The 2021 New Brunswick public sector strike was labour strike in the Canadian province of New Brunswick involving employees of the provincial government, represented by the Canadian Union of Public Employees (CUPE). In October 2021, the workers voted to take strike action.

== Labour dispute ==
In December 2020, Premier of New Brunswick Blaine Higgs proposed a new four-year collective bargaining agreement that would see a wage freeze for public sectors in year one, and wage increases of 1% in each of the following three years, stating that such measures were necessary because of the impact of the COVID-19 pandemic in New Brunswick.

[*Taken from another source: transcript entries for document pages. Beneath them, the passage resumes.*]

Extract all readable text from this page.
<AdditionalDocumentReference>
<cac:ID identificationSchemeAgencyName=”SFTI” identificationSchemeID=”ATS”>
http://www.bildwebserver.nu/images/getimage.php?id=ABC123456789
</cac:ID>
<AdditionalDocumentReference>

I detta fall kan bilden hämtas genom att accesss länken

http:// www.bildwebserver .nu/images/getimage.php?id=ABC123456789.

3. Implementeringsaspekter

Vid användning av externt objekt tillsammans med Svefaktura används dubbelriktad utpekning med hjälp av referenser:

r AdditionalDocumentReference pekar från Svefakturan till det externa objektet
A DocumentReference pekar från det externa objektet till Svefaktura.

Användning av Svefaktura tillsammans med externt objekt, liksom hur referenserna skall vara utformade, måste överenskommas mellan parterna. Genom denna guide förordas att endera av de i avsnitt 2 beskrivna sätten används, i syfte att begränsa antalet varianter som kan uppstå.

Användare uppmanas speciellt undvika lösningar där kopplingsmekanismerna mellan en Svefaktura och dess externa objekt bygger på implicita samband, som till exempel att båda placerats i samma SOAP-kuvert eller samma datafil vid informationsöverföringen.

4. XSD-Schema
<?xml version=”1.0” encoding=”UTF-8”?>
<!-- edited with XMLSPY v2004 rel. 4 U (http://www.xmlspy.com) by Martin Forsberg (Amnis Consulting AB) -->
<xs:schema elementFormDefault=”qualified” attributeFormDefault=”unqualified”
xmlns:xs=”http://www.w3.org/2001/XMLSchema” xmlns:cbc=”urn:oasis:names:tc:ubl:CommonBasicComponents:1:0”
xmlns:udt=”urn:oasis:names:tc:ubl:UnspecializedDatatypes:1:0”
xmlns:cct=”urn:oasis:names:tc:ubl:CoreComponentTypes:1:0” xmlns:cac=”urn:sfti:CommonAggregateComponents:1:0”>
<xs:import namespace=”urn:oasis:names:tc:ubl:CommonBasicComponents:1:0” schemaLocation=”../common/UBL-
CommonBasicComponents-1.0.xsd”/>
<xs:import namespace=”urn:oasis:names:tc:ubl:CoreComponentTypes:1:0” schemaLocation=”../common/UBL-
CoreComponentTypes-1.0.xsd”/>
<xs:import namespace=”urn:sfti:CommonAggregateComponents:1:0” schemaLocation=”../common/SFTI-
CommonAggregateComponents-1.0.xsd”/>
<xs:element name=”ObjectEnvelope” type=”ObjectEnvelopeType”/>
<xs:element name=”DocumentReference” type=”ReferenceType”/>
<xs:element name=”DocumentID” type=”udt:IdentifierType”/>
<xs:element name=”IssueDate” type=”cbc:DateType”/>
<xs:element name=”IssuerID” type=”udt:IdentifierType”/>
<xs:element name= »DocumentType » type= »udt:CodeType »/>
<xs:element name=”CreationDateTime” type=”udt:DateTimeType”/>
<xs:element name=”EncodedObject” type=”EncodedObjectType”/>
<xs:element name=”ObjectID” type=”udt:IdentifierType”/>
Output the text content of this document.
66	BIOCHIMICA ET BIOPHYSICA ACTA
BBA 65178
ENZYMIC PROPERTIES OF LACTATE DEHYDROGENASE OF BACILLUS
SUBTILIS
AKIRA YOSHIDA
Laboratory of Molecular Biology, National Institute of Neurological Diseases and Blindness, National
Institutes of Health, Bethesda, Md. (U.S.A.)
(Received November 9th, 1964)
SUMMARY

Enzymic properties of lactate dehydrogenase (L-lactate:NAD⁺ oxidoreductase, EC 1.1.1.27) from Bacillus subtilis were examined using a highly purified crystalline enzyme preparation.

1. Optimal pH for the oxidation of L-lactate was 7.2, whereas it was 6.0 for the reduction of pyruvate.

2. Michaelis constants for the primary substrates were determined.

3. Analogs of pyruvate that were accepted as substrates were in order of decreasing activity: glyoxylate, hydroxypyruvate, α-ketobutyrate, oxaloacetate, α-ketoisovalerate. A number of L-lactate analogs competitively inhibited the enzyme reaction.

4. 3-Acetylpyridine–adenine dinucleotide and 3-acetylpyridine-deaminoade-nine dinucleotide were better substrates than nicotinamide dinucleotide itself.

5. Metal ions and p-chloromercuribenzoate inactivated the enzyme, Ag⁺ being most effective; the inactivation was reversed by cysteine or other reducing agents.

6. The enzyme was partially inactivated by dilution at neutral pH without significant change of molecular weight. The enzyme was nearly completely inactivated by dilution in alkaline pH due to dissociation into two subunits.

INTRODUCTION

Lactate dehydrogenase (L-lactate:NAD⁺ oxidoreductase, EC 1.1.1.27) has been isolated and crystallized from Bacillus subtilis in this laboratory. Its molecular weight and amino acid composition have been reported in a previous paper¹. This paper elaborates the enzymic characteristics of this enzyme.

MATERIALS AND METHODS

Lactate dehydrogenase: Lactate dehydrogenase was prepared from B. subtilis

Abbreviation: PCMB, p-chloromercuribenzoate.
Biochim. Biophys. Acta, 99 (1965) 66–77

On 28 May, CUPE New Brunswick President Stephen Drost issued an ultimatum, calling for the government to come to an agreement with the union within 100 days, or the union would seek to launch a strike.

On 28 August, over one hundred public sectors held a demonstrate in front of the Legislative Assembly of New Brunswick, just 10 days before the expiry of the 100-day deadline.

On 3 September, negotiations between CUPE and the government broke down. The final government proposal included 1,25% raises each year for four years and then 2% in years five and six, as well as converting pensions to a shared-risk model and moving around 100 unions members into management positions. CUPE, however, was seeking pay raises of 5% each year, arguing that some its members had been without a contract for five years, and many were having trouble making ends meet and had been forced to take second jobs and rely on food banks. CUPE also stated that New Brunswick public sector workers were the lowest paid across all Canadian provinces. That week, after the end of formal negotiations, CUPE announced that it would be balloting workers for approval for a strike mandate.

In mid-September, CUPE announced that it was delaying some of the local strike votes due to several hundred workers eligible to vote having been excluded from the list given to them by the government. CUPE also accused the government of having negotiated in bad faith during the summer months.

On 6 October, CUPE announced that all 10 locals that had been in negotiations with the government, representing around 22 000 workers, had voted to strike, with an average vote of 94% of workers in favour of strike action.

== Reactions ==
Ontario senator Tony Dean called the vote to strike "a microcosm of something that’s going to be happening across the country," pointing to the fact that many unions in Canada had temporarily delayed collective bargaining negotiations throughout 2020 and 2021 to help the country focus on dealing with the COVID-19 pandemic in Canada. Dean also argued that the impact of the pandemic would see working conditions and health & safety take more prominent position in future collective bargaining agreements.